Fidèle Abdelkérim Moungar (born 1948) is a Chadian politician who served as Prime Minister of Chad in 1993. He is currently Secretary-General of Chadian Action for Unity and Socialism (ACTUS), a left-wing opposition party.
Moungar is an ethnic Sara, born in 1948 in Doba in the Logone Oriental Region, who has practiced as a surgeon in France. He started his political career when, along with other exiles, he founded ACTUS, a party hostile to both the FROLINAT and Wadel Abdelkader Kamougué's de facto government of southern Chad, the Comité Permanente du Sud, in May 1979 in Paris.

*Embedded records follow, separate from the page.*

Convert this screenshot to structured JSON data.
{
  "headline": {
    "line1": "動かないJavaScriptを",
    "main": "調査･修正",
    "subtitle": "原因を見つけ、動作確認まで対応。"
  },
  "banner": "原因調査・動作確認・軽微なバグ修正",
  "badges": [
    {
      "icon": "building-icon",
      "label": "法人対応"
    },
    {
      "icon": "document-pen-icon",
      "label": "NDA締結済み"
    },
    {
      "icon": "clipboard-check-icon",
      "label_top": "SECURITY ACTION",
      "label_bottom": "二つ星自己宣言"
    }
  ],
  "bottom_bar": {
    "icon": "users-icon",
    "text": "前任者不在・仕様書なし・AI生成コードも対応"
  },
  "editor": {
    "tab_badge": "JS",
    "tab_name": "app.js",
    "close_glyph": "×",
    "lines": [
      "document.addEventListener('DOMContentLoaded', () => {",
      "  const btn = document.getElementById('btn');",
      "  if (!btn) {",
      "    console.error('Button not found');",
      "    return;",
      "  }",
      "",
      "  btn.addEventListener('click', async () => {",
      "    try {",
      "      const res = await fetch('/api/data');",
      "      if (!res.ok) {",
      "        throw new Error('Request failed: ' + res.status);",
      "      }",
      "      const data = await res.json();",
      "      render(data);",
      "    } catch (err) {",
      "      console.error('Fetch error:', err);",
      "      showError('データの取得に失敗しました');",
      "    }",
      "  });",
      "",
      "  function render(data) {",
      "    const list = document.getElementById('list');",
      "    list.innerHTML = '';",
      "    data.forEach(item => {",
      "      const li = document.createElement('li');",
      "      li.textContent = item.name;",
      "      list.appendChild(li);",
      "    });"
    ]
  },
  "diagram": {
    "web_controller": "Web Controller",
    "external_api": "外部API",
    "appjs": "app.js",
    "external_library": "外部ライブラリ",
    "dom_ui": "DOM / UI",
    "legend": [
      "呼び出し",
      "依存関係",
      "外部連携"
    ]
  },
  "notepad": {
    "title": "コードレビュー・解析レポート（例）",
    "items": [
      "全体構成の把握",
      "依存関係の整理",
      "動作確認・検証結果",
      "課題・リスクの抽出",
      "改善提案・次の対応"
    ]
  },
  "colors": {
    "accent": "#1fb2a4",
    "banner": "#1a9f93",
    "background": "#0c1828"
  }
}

In 1992, two years after the rise to the presidency of Idriss Déby, he became Minister of Education in the government led by Jean Alingué Bawoyeu. At the Sovereign National Conference (CNS), a reconciliation conference representing most Chadian factions that was first convened on January 15, 1993, Moungar was elected as transitional Prime Minister on April 6, 1993, receiving 444 votes against the 334 received by Adoum Helbongo. He succeeded Alingué as the 5th Prime Minister of Chad on April 7.
Moungar formed a transitional government including 16 ministers, in which all party leaders had a post; among these, Saleh Kebzabo became Trade and Industry Minister, Delwa Kassiré Koumakoye became Communications Minister and Wadel Abdelkader Kamougué became Civil Service and Labour Minister. In a message on Radio Tchad, Moungar asserted his cabinet's loyalty to the CNS' instructions, claiming that his ministers would be the CNS' "missionaries".